The Stoxx Europe 600 fell 0.6%. Germany’s DAX lost 0.5%, the U.K.’s FTSE 100 declined 0.6%, and the French CAC 40 ticked up 0.3%. France’s government on Thursday is releasing details of a €100 billion- ($118 billion) recovery plan.

Oil slid Thursday, with the price of West Texas Intermediate crude down 2% and Brent crude off by 2.2%.

Facebook (FB) shares fell 5.5% after the social media giant said Thursday that it plans to halt having new political ads on its platform in the week leading up to the U.S. election.

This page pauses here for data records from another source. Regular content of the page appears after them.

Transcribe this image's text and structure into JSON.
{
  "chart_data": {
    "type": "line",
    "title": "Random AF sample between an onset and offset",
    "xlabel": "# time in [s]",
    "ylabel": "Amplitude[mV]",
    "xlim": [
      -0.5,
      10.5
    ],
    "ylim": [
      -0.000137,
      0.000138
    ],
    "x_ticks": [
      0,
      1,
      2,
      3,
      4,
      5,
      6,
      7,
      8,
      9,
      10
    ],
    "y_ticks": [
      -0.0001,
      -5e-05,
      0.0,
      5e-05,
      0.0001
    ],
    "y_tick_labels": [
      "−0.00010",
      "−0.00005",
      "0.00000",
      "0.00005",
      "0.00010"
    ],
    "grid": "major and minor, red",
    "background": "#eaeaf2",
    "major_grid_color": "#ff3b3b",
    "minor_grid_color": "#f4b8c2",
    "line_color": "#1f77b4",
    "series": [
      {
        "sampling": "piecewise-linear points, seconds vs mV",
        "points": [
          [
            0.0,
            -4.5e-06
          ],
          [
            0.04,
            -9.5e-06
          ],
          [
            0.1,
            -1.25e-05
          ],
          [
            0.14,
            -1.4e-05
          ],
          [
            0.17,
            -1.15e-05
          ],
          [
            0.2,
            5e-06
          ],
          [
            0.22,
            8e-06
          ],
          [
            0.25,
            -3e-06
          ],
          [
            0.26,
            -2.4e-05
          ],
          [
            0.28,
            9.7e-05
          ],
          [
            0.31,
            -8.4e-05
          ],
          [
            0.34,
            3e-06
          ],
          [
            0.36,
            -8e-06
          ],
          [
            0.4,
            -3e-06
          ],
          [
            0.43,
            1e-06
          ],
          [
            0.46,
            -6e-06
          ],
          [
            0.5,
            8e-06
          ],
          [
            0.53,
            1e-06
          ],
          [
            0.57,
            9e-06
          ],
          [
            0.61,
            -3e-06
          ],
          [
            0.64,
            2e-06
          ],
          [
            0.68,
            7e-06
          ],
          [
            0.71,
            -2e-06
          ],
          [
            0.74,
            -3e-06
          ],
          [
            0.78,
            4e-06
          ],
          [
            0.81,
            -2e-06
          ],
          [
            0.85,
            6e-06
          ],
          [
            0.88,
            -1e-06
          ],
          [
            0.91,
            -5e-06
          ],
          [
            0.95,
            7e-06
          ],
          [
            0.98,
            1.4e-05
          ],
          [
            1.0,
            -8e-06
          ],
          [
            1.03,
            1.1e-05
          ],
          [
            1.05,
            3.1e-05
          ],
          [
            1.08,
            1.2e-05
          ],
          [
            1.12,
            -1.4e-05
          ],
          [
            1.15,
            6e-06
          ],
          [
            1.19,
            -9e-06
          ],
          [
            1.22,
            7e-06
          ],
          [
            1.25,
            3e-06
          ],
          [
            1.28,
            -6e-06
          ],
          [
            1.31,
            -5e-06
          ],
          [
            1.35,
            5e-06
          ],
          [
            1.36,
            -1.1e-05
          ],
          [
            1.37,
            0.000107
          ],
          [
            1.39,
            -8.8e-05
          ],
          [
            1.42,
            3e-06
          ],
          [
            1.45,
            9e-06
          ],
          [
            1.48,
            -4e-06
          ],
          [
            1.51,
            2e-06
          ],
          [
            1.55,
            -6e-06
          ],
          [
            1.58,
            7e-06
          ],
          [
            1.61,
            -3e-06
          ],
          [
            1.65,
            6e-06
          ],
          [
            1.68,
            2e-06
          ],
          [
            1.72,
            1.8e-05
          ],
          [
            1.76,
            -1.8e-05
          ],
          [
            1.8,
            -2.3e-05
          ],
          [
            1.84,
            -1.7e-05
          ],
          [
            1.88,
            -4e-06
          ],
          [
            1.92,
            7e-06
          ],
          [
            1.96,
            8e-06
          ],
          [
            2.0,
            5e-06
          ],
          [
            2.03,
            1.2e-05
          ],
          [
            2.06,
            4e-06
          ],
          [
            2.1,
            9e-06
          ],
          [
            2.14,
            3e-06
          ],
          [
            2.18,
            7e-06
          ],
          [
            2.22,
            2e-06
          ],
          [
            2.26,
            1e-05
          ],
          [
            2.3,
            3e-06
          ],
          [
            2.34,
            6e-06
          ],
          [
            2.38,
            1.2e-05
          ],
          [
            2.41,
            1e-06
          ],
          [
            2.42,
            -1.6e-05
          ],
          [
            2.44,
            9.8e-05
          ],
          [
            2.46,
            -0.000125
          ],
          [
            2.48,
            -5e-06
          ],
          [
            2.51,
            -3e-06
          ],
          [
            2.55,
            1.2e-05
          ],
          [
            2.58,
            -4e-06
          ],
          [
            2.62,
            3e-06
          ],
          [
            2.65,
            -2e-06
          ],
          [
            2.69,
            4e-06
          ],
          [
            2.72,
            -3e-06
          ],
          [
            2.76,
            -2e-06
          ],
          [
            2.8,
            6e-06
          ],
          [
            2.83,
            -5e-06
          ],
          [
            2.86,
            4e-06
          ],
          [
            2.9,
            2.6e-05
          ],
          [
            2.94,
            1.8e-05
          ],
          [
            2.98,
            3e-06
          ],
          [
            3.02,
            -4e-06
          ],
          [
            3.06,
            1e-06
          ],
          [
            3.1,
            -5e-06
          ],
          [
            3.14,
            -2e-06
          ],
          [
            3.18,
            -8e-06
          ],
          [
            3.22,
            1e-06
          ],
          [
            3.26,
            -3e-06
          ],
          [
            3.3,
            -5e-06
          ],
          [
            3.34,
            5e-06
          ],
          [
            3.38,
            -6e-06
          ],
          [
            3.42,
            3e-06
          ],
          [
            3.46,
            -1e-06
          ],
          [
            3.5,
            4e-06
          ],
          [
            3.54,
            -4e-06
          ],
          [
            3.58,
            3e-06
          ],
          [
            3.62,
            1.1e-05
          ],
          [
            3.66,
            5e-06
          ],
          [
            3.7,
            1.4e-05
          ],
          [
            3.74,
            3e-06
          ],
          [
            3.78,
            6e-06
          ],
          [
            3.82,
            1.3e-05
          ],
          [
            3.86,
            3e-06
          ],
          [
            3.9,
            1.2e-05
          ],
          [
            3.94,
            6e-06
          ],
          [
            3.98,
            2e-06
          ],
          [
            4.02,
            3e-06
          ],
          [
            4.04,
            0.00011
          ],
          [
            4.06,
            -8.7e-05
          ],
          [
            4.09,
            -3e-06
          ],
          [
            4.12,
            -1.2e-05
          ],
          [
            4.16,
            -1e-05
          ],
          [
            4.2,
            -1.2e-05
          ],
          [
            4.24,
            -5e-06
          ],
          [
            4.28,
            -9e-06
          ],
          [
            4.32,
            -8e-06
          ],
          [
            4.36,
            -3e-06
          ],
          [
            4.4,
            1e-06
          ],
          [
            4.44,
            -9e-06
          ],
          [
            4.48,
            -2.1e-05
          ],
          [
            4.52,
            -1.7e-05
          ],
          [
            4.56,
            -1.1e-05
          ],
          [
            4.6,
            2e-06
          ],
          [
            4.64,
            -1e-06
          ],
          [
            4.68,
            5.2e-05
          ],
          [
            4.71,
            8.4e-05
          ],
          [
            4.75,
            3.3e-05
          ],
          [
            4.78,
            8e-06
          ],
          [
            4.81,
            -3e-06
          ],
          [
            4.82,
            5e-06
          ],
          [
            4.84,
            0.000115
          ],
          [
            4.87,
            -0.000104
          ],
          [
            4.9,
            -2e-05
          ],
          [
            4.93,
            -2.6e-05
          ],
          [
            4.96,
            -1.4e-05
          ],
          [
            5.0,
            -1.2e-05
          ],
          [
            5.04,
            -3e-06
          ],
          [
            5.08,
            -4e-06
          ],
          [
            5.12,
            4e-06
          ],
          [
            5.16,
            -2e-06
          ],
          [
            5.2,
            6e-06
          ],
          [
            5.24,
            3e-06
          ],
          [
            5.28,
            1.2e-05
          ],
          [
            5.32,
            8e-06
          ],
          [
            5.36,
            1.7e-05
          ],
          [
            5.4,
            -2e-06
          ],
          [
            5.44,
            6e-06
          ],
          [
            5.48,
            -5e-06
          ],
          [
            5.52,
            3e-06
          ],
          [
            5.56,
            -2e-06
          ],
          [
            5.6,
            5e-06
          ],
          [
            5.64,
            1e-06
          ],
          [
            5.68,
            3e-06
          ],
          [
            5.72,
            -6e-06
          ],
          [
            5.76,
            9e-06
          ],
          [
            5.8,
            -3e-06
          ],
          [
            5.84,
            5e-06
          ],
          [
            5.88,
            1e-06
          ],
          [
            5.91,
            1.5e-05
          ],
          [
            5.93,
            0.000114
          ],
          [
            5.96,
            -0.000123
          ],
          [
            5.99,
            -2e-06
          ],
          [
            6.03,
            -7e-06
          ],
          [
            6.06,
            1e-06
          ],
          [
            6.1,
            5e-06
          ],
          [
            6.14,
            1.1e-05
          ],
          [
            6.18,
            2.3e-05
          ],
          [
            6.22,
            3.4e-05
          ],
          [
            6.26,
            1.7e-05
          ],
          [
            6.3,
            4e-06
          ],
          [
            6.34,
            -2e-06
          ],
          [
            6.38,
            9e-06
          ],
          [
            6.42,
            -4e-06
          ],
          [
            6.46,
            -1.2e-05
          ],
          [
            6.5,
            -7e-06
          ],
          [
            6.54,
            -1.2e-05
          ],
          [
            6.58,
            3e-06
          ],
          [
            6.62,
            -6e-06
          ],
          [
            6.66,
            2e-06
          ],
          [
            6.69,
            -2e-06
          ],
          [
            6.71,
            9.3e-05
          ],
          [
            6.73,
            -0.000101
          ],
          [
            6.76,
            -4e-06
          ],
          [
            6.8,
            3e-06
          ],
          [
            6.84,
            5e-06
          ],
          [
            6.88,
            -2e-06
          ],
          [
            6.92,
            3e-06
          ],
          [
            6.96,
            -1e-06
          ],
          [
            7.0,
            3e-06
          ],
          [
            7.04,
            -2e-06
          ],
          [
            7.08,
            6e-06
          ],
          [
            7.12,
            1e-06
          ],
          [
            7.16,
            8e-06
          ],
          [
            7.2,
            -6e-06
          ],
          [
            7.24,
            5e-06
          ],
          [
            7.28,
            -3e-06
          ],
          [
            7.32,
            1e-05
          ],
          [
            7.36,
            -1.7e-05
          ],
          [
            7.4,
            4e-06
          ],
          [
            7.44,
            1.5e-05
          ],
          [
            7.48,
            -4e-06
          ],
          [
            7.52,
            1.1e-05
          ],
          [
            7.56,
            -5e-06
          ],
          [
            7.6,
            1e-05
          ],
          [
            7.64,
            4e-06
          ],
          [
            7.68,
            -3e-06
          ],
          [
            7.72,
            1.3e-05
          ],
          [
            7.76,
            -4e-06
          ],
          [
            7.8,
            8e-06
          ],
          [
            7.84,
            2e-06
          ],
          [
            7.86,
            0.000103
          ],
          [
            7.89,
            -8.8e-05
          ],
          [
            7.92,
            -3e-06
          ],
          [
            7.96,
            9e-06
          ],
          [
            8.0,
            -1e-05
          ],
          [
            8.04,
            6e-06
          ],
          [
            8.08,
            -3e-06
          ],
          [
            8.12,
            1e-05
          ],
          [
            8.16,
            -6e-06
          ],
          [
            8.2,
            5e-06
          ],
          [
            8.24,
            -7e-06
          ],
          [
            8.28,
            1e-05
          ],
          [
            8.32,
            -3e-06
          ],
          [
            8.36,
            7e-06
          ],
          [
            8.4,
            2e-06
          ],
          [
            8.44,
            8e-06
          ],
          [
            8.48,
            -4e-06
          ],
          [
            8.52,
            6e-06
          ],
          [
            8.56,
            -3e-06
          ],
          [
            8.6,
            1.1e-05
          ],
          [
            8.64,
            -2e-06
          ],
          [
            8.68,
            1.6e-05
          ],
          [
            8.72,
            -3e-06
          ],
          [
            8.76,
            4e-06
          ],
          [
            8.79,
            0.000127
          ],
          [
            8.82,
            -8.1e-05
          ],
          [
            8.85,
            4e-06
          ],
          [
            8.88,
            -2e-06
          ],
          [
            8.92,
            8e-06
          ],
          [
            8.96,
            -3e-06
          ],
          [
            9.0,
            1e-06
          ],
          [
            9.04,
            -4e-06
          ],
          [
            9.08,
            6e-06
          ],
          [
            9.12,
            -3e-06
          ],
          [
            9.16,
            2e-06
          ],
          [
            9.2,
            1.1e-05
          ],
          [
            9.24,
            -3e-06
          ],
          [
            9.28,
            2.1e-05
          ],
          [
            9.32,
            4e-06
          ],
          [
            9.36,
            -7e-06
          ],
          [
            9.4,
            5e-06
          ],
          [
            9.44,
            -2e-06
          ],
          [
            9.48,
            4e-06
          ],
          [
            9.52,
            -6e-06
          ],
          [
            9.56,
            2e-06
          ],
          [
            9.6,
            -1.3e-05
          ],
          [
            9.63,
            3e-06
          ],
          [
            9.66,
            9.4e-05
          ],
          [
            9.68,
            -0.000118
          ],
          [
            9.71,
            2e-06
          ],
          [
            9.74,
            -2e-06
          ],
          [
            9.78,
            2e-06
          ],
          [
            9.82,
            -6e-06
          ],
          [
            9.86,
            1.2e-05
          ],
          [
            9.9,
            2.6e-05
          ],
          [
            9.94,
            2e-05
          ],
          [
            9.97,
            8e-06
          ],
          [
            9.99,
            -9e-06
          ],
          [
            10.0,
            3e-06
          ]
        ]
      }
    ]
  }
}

Campbell Soup (CPB) shares fell 7.7% even though the soup maker’s fiscal fourth-quarter results exceeded Wall Street forecasts for both revenue and earnings. 

CrowdStrike (CRWD) shares plunged 9.1% despite the cloud-based security software company’s fiscal second quarter results topping estimates.

Tesla (TSLA) shares were down 9.5% after news Wednesday that its largest outside shareholder, Baillie Gifford, cut its stake in the electric-car company, citing portfolio constraints due to the “substantial increase” in the company’s stock.

Kensington Capital Acquisition (KCAC), a special-purpose acquisition company, or SPAC, soared over 65% after announcing a deal to merge with QuantumScape, a maker of batteries for electric vehicles. The hot market for anything EV-related continues.